Copyright 2008-2024 Ivan Raikov, Peter Bex, Seth Alves. All rights reserved. Redistribution and use in source and binary forms, with or without modification, are permitted provided that the following conditions are met: Redistributions of source code must retain the above copyright notice, this list of conditions and the following disclaimer. Redistributions in binary form must reproduce the above copyright notice, this list of conditions and the following disclaimer in the documentation and/or other materials provided with the distribution.

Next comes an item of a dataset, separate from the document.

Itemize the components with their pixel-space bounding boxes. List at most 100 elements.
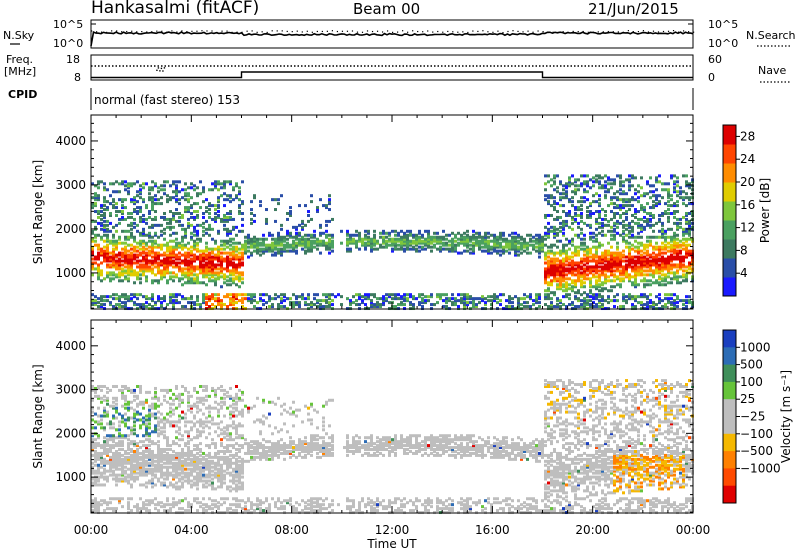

Neither the name of the author nor the names of its contributors may be used to endorse or promote products derived from this software without specific prior written permission. THIS SOFTWARE IS PROVIDED BY THE COPYRIGHT HOLDERS AND CONTRIBUTORS "AS IS" AND ANY EXPRESS OR IMPLIED WARRANTIES, INCLUDING, BUT NOT LIMITED TO, THE IMPLIED WARRANTIES OF MERCHANTABILITY AND FITNESS FOR A PARTICULAR PURPOSE ARE DISCLAIMED. IN NO EVENT SHALL THE COPYRIGHT HOLDERS OR CONTRIBUTORS BE LIABLE FOR ANY DIRECT, INDIRECT, INCIDENTAL, SPECIAL, EXEMPLARY, OR CONSEQUENTIAL DAMAGES (INCLUDING, BUT NOT LIMITED TO, PROCUREMENT OF SUBSTITUTE GOODS OR SERVICES; LOSS OF USE, DATA, OR PROFITS; OR BUSINESS INTERRUPTION) HOWEVER CAUSED AND ON ANY THEORY OF LIABILITY, WHETHER IN CONTRACT, STRICT LIABILITY, OR TORT (INCLUDING NEGLIGENCE OR OTHERWISE) ARISING IN ANY WAY OUT OF THE USE OF THIS SOFTWARE, EVEN IF ADVISED OF THE POSSIBILITY OF SUCH DAMAGE.